Re: Dumb question about Core Data
Re: Dumb question about Core Data
- Subject: Re: Dumb question about Core Data
- From: "Hank Heijink (Mailinglists)" <email@hidden>
- Date: Thu, 4 Feb 2010 21:01:53 -0500
If you create your data model in Xcode with its data modeling facility, you can give it a default value right there, when you select the attribute (no need to recreate the Player.m and Player.h files). If you need to set different default values each time, just create the Player instance and set the values after creation, before you hand it off to whoever needs it.
Hank
On Feb 4, 2010, at 8:13 PM, William Squires wrote:
> Let's say I have an entity, "Player" that has some attributes (Name, Level, XP, FightStr, DefenseStr, etc...) for a role-playing game.

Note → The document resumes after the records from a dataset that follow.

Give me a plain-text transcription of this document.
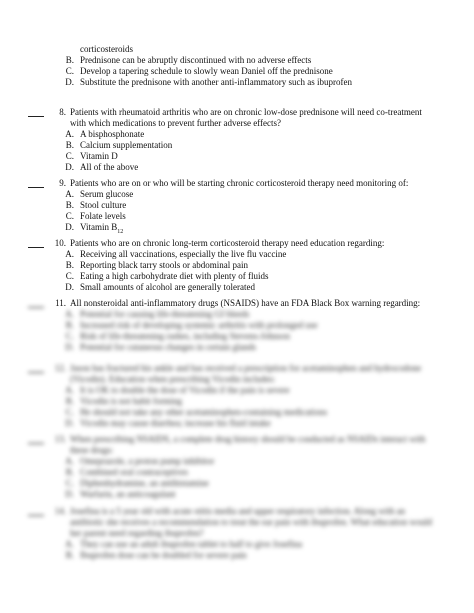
corticosteroids
B. Prednisone can be abruptly discontinued with no adverse effects
C. Develop a tapering schedule to slowly wean Daniel off the prednisone
D. Substitute the prednisone with another anti-inflammatory such as ibuprofen
8. Patients with rheumatoid arthritis who are on chronic low-dose prednisone will need co-treatment
with which medications to prevent further adverse effects?
A. A bisphosphonate
B. Calcium supplementation
C. Vitamin D
D. All of the above
9. Patients who are on or who will be starting chronic corticosteroid therapy need monitoring of:
A. Serum glucose
B. Stool culture
C. Folate levels
D. Vitamin $B_{12}$
10. Patients who are on chronic long-term corticosteroid therapy need education regarding:
A. Receiving all vaccinations, especially the live flu vaccine
B. Reporting black tarry stools or abdominal pain
C. Eating a high carbohydrate diet with plenty of fluids
D. Small amounts of alcohol are generally tolerated
11. All nonsteroidal anti-inflammatory drugs (NSAIDS) have an FDA Black Box warning regarding:
A. Potential for causing life-threatening GI bleeds
B. Increased risk of developing systemic arthritis with prolonged use
C. Risk of life-threatening rashes, including Stevens-Johnson
D. Potential for cutaneous changes in certain glands
12. Jason has fractured his ankle and has received a prescription for acetaminophen and hydrocodone
(Vicodin). Education when prescribing Vicodin includes:
A. It is OK to double the dose of Vicodin if the pain is severe
B. Vicodin is not habit forming
C. He should not take any other acetaminophen-containing medications
D. Vicodin may cause diarrhea; increase his fluid intake
13. When prescribing NSAIDS, a complete drug history should be conducted as NSAIDs interact with
these drugs:
A. Omeprazole, a proton pump inhibitor
B. Combined oral contraceptives
C. Diphenhydramine, an antihistamine
D. Warfarin, an anticoagulant
14. Josefina is a 5 year old with acute otitis media and upper respiratory infection. Along with an
antibiotic she receives a recommendation to treat the ear pain with ibuprofen. What education would
her parent need regarding ibuprofen?
A. They can use an adult ibuprofen tablet to half to give Josefina
B. Ibuprofen dose can be doubled for severe pain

How do I pre-initialize an entity with known values, when their properties are @dynamic? I need for a "blank" player to start out on level 1 with 0 XP, 0 FightStr, and 0 DefenseStr, and a name of "<Blank>". I can get Xcode to generate the class files (Player.m and Player.h), but then I'm at a loss. I understand that the entity is tied to the data store (SQLite 3 database, or XML, or a binary file), but short of using XML and an ugly hack to pre-load the XML file, I can't see a reasonable way to accomplish this seemingly common task.